How to implement Kullback-Leibler divergence using Mathematica's probability and distribution functions?
In the continuous case the Kullback-Leibler-Divergence from distribution $Q$ to distribution $P$ is defined as
\begin{equation} D_{KL}( P ||Q) = \int \limits_{-\infty}^{+\infty} p(x)\cdot \log \frac{p(x)}{q(x)} dx \end{equation}
So what you need is the probability density function which is PDF
in Mathematica:
distP = NormalDistribution[]; (* avoid capital letters *)

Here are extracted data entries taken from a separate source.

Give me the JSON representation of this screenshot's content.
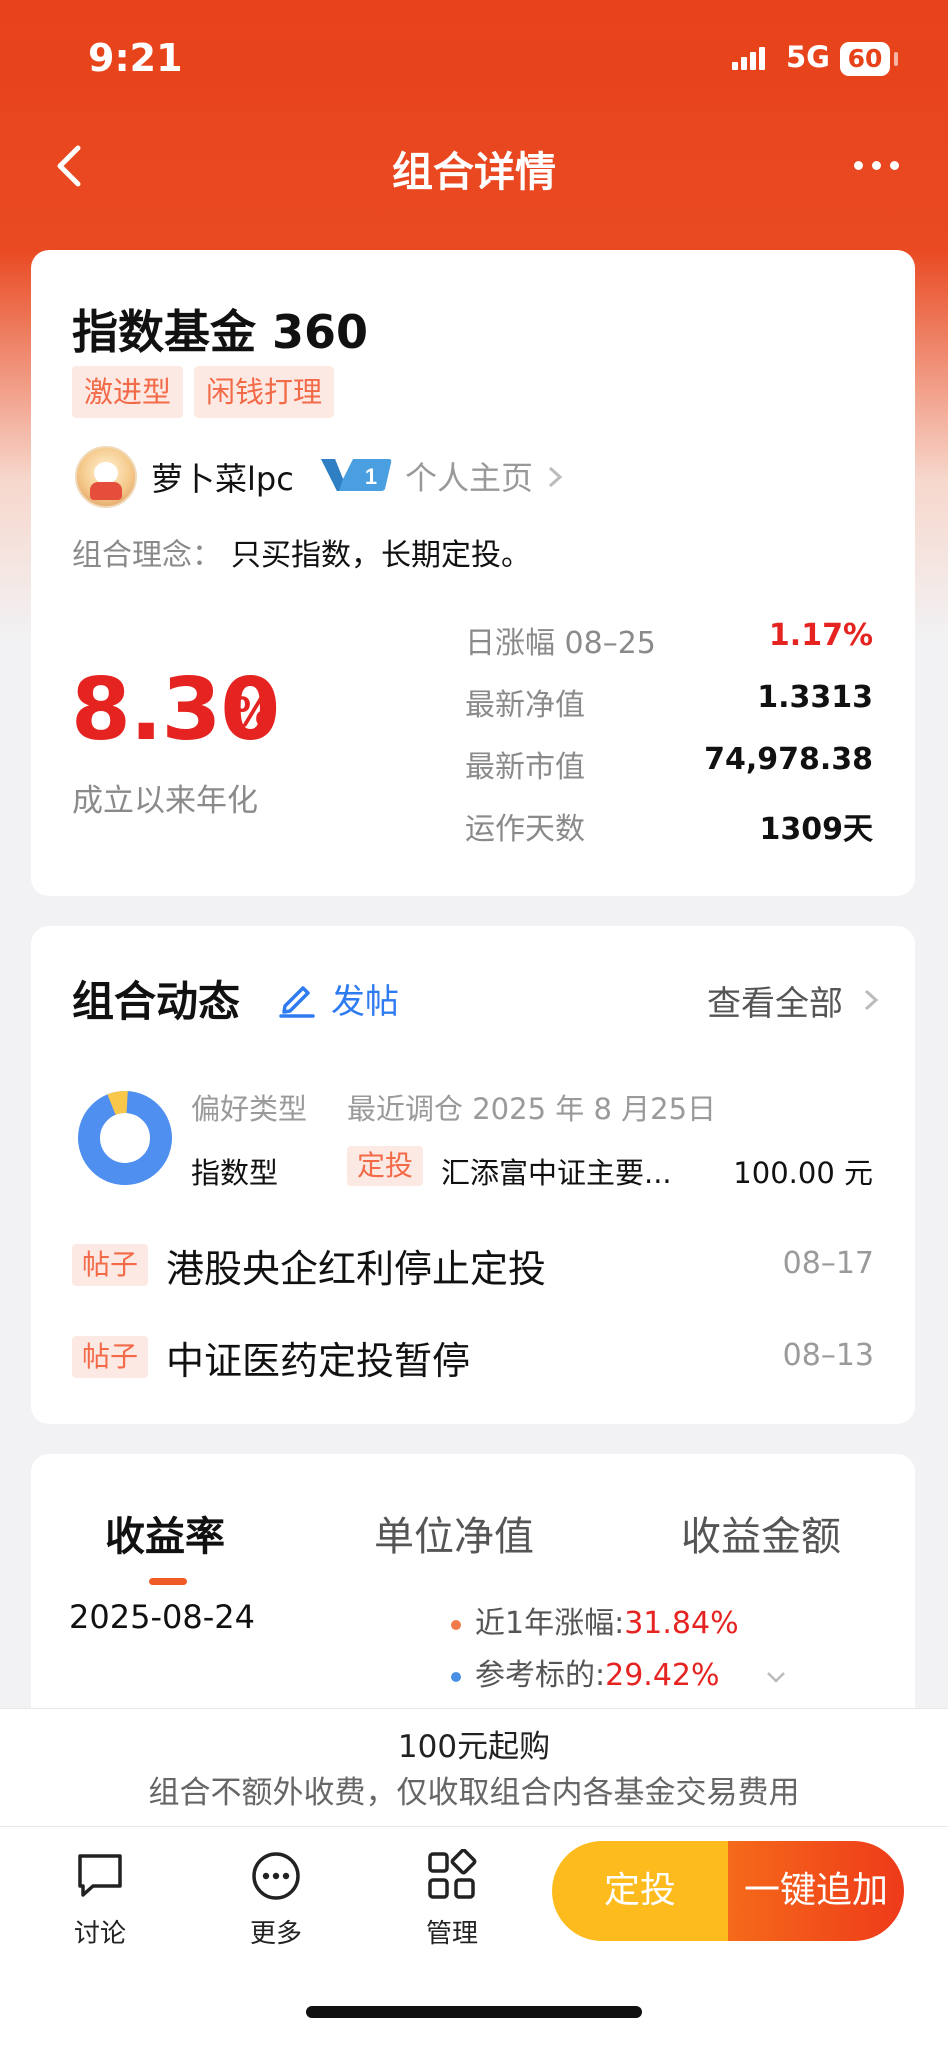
{
  "status_bar": {
    "time": "9:21",
    "network": "5G",
    "battery": "60"
  },
  "nav": {
    "title": "组合详情"
  },
  "portfolio": {
    "name": "指数基金 360",
    "tags": [
      "激进型",
      "闲钱打理"
    ],
    "user": {
      "name": "萝卜菜lpc",
      "level": "1",
      "homepage_label": "个人主页"
    },
    "philosophy_label": "组合理念：",
    "philosophy_text": "只买指数，长期定投。",
    "annual_rate": "8.30",
    "annual_rate_unit": "%",
    "annual_rate_label": "成立以来年化",
    "stats": [
      {
        "label": "日涨幅 08–25",
        "value": "1.17%",
        "color": "#e52421"
      },
      {
        "label": "最新净值",
        "value": "1.3313"
      },
      {
        "label": "最新市值",
        "value": "74,978.38"
      },
      {
        "label": "运作天数",
        "value": "1309天"
      }
    ]
  },
  "activity": {
    "title": "组合动态",
    "post_button": "发帖",
    "view_all": "查看全部",
    "preference_label": "偏好类型",
    "preference_value": "指数型",
    "rebalance_label": "最近调仓 2025 年 8 月25日",
    "rebalance_tag": "定投",
    "rebalance_fund": "汇添富中证主要...",
    "rebalance_amount": "100.00 元",
    "posts": [
      {
        "tag": "帖子",
        "title": "港股央企红利停止定投",
        "date": "08–17"
      },
      {
        "tag": "帖子",
        "title": "中证医药定投暂停",
        "date": "08–13"
      }
    ]
  },
  "returns": {
    "tabs": [
      "收益率",
      "单位净值",
      "收益金额"
    ],
    "active_tab": "收益率",
    "date": "2025-08-24",
    "legend": [
      {
        "label": "近1年涨幅:",
        "value": "31.84%",
        "color": "#f07a4a"
      },
      {
        "label": "参考标的:",
        "value": "29.42%",
        "color": "#4a90e2"
      }
    ]
  },
  "notice": {
    "line1": "100元起购",
    "line2": "组合不额外收费，仅收取组合内各基金交易费用"
  },
  "bottom_bar": {
    "items": [
      {
        "label": "讨论",
        "icon": "chat-icon"
      },
      {
        "label": "更多",
        "icon": "more-icon"
      },
      {
        "label": "管理",
        "icon": "manage-icon"
      }
    ],
    "cta_left": "定投",
    "cta_right": "一键追加"
  },
  "colors": {
    "brand": "#e8421a",
    "up": "#e52421",
    "accent_blue": "#2f7bf0",
    "cta_yellow": "#fdbb1e"
  }
}
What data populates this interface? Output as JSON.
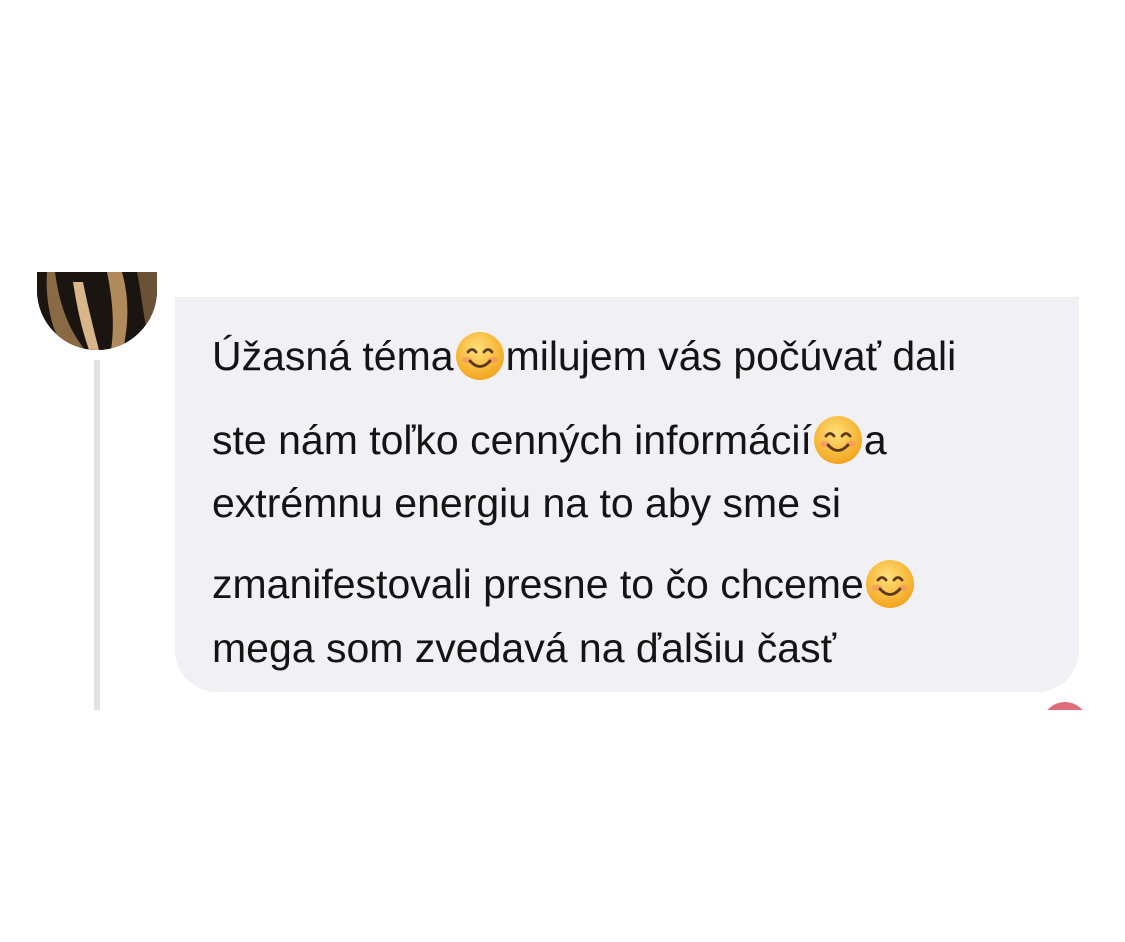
{
  "comment": {
    "author_avatar": "avatar",
    "lines": [
      {
        "segments": [
          "Úžasná téma",
          "smiling-face-icon",
          "milujem vás počúvať dali"
        ]
      },
      {
        "segments": [
          "ste nám toľko cenných informácií",
          "smiling-face-icon",
          "a"
        ]
      },
      {
        "segments": [
          "extrémnu energiu na to aby sme si"
        ]
      },
      {
        "segments": [
          "zmanifestovali presne to čo chceme",
          "smiling-face-icon"
        ]
      },
      {
        "segments": [
          "mega som zvedavá na ďalšiu časť"
        ]
      }
    ],
    "l1a": "Úžasná téma",
    "l1b": "milujem vás počúvať dali",
    "l2a": "ste nám toľko cenných informácií",
    "l2b": "a",
    "l3": "extrémnu energiu na to aby sme si",
    "l4a": "zmanifestovali presne to čo chceme",
    "l5": "mega som zvedavá na ďalšiu časť"
  },
  "colors": {
    "bubble_background": "#f0f0f5",
    "thread_line": "#e1e1e8",
    "text": "#141414",
    "reaction": "#e06b7a"
  }
}
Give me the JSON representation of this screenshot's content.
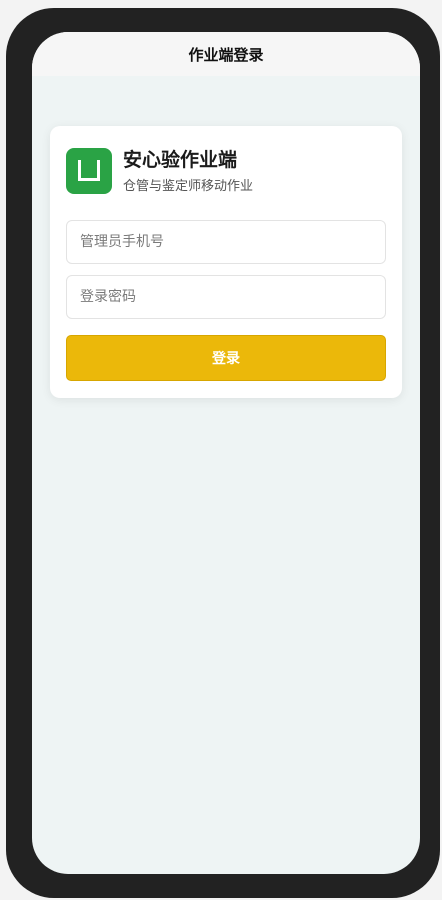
{
  "header": {
    "title": "作业端登录"
  },
  "brand": {
    "name": "安心验作业端",
    "subtitle": "仓管与鉴定师移动作业",
    "logo_icon": "app-logo-icon",
    "logo_color": "#2aa345"
  },
  "form": {
    "phone_placeholder": "管理员手机号",
    "phone_value": "",
    "password_placeholder": "登录密码",
    "password_value": "",
    "submit_label": "登录",
    "submit_color": "#ebb80a"
  }
}
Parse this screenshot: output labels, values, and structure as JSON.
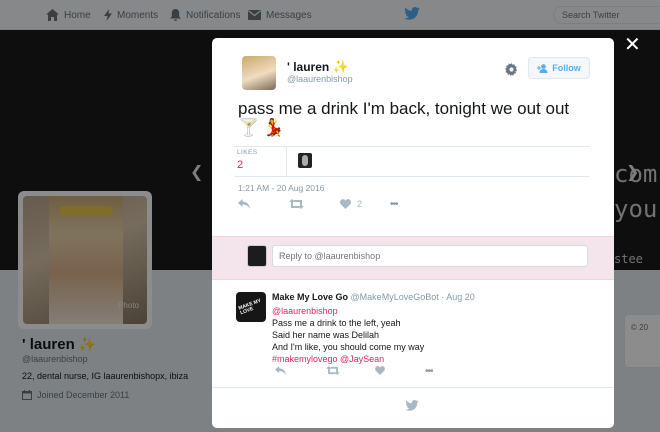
{
  "nav": {
    "home": "Home",
    "moments": "Moments",
    "notifications": "Notifications",
    "messages": "Messages",
    "search_placeholder": "Search Twitter"
  },
  "banner": {
    "text_line1": "com",
    "text_line2": "you",
    "text_line3": "stee"
  },
  "profile": {
    "name": "' lauren",
    "sparkle": "✨",
    "handle": "@laaurenbishop",
    "bio": "22, dental nurse, IG laaurenbishopx, ibiza",
    "joined": "Joined December 2011",
    "photo_watermark": "Photo"
  },
  "right_card": {
    "text": "© 20"
  },
  "modal": {
    "close": "✕",
    "author_name": "' lauren",
    "author_sparkle": "✨",
    "author_handle": "@laaurenbishop",
    "follow_label": "Follow",
    "tweet_text": "pass me a drink I'm back, tonight we out out",
    "emoji_1": "🍸",
    "emoji_2": "💃",
    "likes_label": "LIKES",
    "likes_count": "2",
    "date": "1:21 AM - 20 Aug 2016",
    "like_action_count": "2",
    "more_label": "•••",
    "reply_placeholder": "Reply to @laaurenbishop",
    "reply": {
      "name": "Make My Love Go",
      "handle": "@MakeMyLoveGoBot",
      "separator": "·",
      "date": "Aug 20",
      "mention": "@laaurenbishop",
      "line1": "Pass me a drink to the left, yeah",
      "line2": "Said her name was Delilah",
      "line3": "And I'm like, you should come my way",
      "hashtags": "#makemylovego @JaySean",
      "avatar_text": "MAKE MY LOVE",
      "more_label": "•••"
    }
  },
  "colors": {
    "accent": "#55acee",
    "like": "#e0245e",
    "reply_bg": "#f4e5ec"
  }
}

distQ = GumbelDistribution[];
klDivergenceContinuous = Function[ { dist1, dist2 },
NIntegrate[
PDF[ dist1, x ] × ( Log @ PDF[ dist1, x ] - Log @ PDF[ dist2, x ] ),
{ x, -∞, +\[Infinity] }
]
];
klDivergenceContinuous[ distP, distQ ]
0.229783
Update: More general solution
The definition of the expected value in the continuous case is given as
\begin{equation} \mathbb{E}[ f(X) ] = \int \limits_{-\infty}^{+\infty} f(x)\cdot p(x) dx \end{equation}
We can use this definition to find the KL-Divergence. Since Mathematica's implementation of Expectation
will handle discrete distributions also (effectivly summing over all values instead of integrating over them), the following routine might turn out to be more general:
Options[ klDivergence ] = Options @ Expectation;
klDivergence[ distP_ , distQ_, opts:OptionsPattern[ klDivergence ] ] := Expectation[
Log @ PDF[ distP, \[FormalX] ] - Log @ PDF[ distQ, \[FormalX] ],
\[FormalX] \[Distributed] distP,
opts
]
klDivergence[ 1, distP_, distQ_, opts:OptionsPattern[ klDivergence ] ] := klDivergence[
distP,
distQ,
opts
]
klDivergence[ n_Integer, distP_, distQ_, opts:OptionsPattern[ klDivergence ] ]
/; n > 0 := Module[
{
vars = Table[ Unique[ \[FormalX] ], n ]
},
Expectation[
Log @ PDF[ distP, vars ] - Log @ PDF[ distQ, vars ],
vars \[Distributed] distP,
opts
]
]
This might (in principle) work for discrete as well as for continuous distributions:
Continuous Distributions (OP)
klDivergence[ distP, distQ ]
$-\frac{1}{2}+ \sqrt{\mathrm{e}} - \frac{1}{2} \log 2\pi $
N[%]
0.229783
Discrete Distributions
We may use the example given in (104506) to check how this works out in the discrete case:
pmfA = EmpiricalDistribution[ {1/6, 1/6, 1/6, 1/6, 1/6, 1/6} -> Range[6] ];
pmfB = EmpiricalDistribution[ {1/4, 1/4, 1/8, 1/8, 1/8, 1/8} -> Range[6] ];
klDivergence[ pmfA, pmfB ]
1/3 (Log[4] - 3 Log[6] + 2 Log[8])
The problems arising from a discrete distribution containing zero probabilities (cf. the question linked above) may be solved by dropping the zero-entries from the distribution:
(* pmfB = {1/4, 1/4, 1/2, 0, 0, 0} *)
pmfBzero = EmpiricalDistribution[ {1/4, 1/4, 1/2} -> Range[3] ];
klDivergence[ pmfBzero, pmfA ]
Log[ 3/Sqrt[2] ]
I know that this question already has a very good answer, but I still wanted to present the Wolfram Function Repository function I wrote specifically for this purpose (before I even found this question).
Like the solution by gwr, it uses (N)Expectation
to compute the result, though I use LogLikelihood
instead of Log @ PDF[...]
. The function also checks the domains of the distributions for you.
edit
The current version will complain if you use an EmpiricalDistribution
, but I submitted a new version that fixes that problem.